Réduire les risques à la naissance

Le personnel des centres de santé du sud-ouest du Mali se forme pour mieux assister les mères et les nouveau-nés.

Adriana Borra
Mme Diawara Dandio Issa Sidibé, formatrice et point focal SONUB de la DRS de Kayes (en rose) est en train de former Mme Sita Fofana, sage-femme du CSREF de Kita et Dr. Youssouf Kamate, directeur technique du CSCOM de Diboli (en vert) sur l’accouchement avec une ventouse.
UNICEF/UNI519001/Keïta
26 mars 2024

La mortalité due aux complications de l’accouchement est très élevée dans la région de Kayes. Les hémorragies sont les premières causes de décès maternel. « Certains Centres de Santé Communautaires (CSCom) se trouvent à plus de 100 kilomètres d’un l’hôpital ou Centre de santé de référence (CSRef). Lorsqu’il est nécessaire d’évacuer une femme sur une telle distance pour un accouchement difficile, le fœtus peut souffrir sur le trajet, notamment en raison de l’état précaire de nos routes. De plus, la mère court le risque de rupture utérine lors de ce trajet périlleux. Cependant, si ces structures commencent à mettre en place les protocoles sur les Soins Obstétriques et Néonataux d’Urgence de Base (SONUB), cela pourrait considérablement réduire les complications et diminuer le taux de décès » explique Sita Fofana, en rajoutant que cela permet aussi de décharger les maternités des CSRef. Dans celui où elle travaille, à Kita, la deuxième ville de la région, entre 100 et 200 accouchements ont lieu par mois. 
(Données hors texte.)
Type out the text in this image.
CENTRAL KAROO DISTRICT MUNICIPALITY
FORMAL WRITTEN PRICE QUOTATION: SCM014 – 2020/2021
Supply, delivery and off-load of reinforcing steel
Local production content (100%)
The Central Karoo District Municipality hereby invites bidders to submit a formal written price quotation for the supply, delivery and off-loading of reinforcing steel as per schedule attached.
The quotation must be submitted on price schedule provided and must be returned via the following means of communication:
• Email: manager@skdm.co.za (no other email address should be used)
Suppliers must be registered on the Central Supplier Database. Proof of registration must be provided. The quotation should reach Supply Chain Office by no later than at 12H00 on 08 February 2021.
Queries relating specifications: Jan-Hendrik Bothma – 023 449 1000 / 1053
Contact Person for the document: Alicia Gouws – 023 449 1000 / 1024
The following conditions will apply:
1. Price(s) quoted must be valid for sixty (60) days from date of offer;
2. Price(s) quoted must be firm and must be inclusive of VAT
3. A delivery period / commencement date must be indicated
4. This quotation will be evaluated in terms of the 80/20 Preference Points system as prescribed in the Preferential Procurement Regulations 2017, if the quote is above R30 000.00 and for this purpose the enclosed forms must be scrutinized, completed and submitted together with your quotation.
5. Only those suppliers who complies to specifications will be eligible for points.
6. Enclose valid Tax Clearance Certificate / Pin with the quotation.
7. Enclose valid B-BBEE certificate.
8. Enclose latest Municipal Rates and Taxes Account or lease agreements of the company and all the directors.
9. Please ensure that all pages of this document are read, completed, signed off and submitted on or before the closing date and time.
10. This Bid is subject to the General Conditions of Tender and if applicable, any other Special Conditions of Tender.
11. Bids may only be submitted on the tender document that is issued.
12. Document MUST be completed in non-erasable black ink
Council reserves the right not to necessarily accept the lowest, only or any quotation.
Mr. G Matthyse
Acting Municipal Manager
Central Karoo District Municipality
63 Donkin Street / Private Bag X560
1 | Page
La formation SONUB est destinée aux infirmières obstétriciennes, sage femmes et médecins des CSCom et CSRef. En plus de la théorie et des exercices, chaque participant-e a pu assister au moins une femme avec un accouchement instrumentalisé lors des gardes dans la maternité de l’hôpital. Le Dr Youssouf Kamaté, Directeur Technique du CSCom de Diboli, à 95 km de Kayes, fait plus de 20 accouchements par mois, dont au moins cinq avec complication : « Je suis pressé d’être chez moi pour mettre en application tout ce que je viens d’apprendre pendant les 12 jours de formation, notamment pour le traitement des hémorragies. »

Si ces structures commencent à mettre en place les protocoles sur les Soins Obstétriques et Néonataux d’Urgence de Base (SONUB), cela pourrait considérablement réduire les complications et diminuer le taux de décès.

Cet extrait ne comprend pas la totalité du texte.